Ongoing Aftercare Routine:
   Do not rub eyes
   No waterproof mascara
   No oil-based products (castor oil, etc)
   Use a gentle foaming cleanser  (Cetaphil)
   Brush lashes gently to retain shape
   Use oil-free eyelash enhancing serum
*
I fully understand the procedure and give permission to ASHLEY SYKORA/MT BROW BAR to perform the service of Lash Lift and Tint and all procedure(s) and steps involved.
*

I am voluntarily receiving this procedure. I understand that there are risks associated with this procedure.  Injuries or outcomes may arise from my own or other’s actions.  I am assuming all risks of the procedure(s), whether known or unknown to me.
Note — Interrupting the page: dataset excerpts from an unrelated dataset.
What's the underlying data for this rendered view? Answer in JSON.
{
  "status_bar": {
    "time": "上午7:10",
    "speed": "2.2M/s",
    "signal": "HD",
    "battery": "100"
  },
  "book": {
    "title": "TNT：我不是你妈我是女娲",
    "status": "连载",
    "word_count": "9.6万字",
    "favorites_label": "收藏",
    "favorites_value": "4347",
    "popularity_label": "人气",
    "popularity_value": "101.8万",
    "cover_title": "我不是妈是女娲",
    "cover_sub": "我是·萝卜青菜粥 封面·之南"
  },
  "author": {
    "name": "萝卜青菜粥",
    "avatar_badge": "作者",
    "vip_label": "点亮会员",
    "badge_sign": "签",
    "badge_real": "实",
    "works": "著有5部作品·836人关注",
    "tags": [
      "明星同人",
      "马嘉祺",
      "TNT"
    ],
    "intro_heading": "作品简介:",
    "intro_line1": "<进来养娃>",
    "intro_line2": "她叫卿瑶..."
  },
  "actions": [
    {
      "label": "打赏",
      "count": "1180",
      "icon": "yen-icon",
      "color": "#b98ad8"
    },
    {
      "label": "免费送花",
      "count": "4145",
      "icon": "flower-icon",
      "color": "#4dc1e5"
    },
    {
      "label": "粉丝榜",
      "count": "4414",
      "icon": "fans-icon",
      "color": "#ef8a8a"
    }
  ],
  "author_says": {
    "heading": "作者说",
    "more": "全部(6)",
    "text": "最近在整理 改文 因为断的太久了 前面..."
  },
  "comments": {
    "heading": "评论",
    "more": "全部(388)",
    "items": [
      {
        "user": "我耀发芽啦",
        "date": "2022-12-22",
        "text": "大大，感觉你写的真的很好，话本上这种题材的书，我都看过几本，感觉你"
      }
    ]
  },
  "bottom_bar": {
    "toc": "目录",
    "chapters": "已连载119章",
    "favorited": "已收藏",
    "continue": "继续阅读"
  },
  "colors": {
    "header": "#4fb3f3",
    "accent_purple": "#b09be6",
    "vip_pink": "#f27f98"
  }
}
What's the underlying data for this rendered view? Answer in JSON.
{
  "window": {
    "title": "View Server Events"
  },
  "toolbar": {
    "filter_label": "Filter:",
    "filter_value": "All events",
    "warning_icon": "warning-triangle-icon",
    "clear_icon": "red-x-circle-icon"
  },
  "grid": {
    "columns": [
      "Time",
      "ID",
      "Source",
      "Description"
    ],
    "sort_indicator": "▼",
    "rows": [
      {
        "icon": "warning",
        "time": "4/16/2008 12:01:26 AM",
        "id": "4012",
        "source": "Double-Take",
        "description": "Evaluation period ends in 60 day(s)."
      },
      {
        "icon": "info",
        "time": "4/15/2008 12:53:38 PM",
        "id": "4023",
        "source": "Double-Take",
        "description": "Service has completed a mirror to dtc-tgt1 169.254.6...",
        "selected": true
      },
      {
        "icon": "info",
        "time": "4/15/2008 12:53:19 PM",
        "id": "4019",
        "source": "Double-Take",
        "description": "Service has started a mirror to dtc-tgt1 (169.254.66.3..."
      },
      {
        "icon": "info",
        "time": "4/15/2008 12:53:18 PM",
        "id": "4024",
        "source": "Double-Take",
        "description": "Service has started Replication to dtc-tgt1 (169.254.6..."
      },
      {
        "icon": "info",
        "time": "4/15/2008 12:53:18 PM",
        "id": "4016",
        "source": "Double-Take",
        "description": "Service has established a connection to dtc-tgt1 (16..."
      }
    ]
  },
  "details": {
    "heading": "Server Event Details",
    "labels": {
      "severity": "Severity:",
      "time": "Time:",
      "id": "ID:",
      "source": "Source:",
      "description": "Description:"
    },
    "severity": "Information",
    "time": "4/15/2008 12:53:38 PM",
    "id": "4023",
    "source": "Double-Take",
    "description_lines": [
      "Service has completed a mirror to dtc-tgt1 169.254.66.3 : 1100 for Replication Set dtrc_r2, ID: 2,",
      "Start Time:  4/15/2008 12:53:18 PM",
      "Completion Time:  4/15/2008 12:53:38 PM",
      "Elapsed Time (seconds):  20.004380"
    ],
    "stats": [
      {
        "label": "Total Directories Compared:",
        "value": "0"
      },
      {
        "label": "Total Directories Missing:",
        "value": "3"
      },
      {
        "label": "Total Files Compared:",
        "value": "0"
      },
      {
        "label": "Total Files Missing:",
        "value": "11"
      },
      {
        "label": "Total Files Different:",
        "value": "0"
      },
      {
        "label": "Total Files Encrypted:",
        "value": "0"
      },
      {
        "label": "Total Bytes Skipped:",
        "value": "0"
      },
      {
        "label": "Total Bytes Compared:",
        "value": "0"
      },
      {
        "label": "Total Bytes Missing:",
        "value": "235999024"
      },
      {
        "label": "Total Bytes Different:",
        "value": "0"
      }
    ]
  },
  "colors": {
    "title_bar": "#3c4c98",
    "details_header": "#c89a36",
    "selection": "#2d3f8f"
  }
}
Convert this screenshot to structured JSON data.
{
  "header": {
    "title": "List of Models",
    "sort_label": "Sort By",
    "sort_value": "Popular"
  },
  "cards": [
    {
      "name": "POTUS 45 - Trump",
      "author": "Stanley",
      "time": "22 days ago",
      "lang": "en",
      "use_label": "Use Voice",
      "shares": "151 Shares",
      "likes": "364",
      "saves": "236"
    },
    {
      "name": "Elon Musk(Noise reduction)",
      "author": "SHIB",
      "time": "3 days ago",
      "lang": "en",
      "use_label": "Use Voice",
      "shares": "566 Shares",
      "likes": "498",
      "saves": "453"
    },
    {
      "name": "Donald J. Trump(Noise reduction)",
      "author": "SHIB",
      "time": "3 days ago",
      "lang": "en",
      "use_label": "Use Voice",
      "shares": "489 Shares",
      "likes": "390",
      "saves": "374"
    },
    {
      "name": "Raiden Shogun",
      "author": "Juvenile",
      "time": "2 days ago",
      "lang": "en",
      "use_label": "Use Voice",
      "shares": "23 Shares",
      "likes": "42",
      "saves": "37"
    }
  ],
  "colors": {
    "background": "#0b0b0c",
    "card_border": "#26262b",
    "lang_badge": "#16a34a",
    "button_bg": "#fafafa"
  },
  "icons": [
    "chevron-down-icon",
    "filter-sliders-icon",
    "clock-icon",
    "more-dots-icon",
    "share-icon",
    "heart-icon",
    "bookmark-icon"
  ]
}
I accept full and complete responsibility.

*
  I understand that all negatives, together with prints or video shall become and remain the property of ASHLEY SYKORA/MT BROW BAR solely and completely. I agree to allow MTBB to utilize any/all photos taken pre/post procedure for use of social media, education and record keeping. (Full photo release). *


I hereby grant irrevocable consent to and authorize the use of any reproduction by ASHLEY SYKORA/MT BROW BAR, any and all photographs which are taken this day of me, negative or positive proof which will be hereby attached for any purposes whatsoever, without further compensation to me. 
*
I release from liability and waive my right, and the right of my heirs, assigns, and legal representatives to bring a claim against ASHLEY SYKORA/MT BROW BAR, its representatives, agents, or employees and its subsidiaries (“collectively “MT BROW BAR”) for any and all claims, including claims of ASHLEY SYKORA/MT BROW BAR alleged negligence, resulting in any physical injury, illness (including death) or economic loss I may suffer or which may result from my participation in the procedure(s).  
*

I have read this document, and I am signing it freely. I understand the legal consequences of signing this document, including (a) releasing ASHLEY SYKORA/MT BROW BAR from all liability, (b) waiving my right and the right of my heirs, assigns, and legal representatives to sue ASHLEY SYKORA/MT BROW BAR, (c) and assuming all risks of participating in the procedure(s).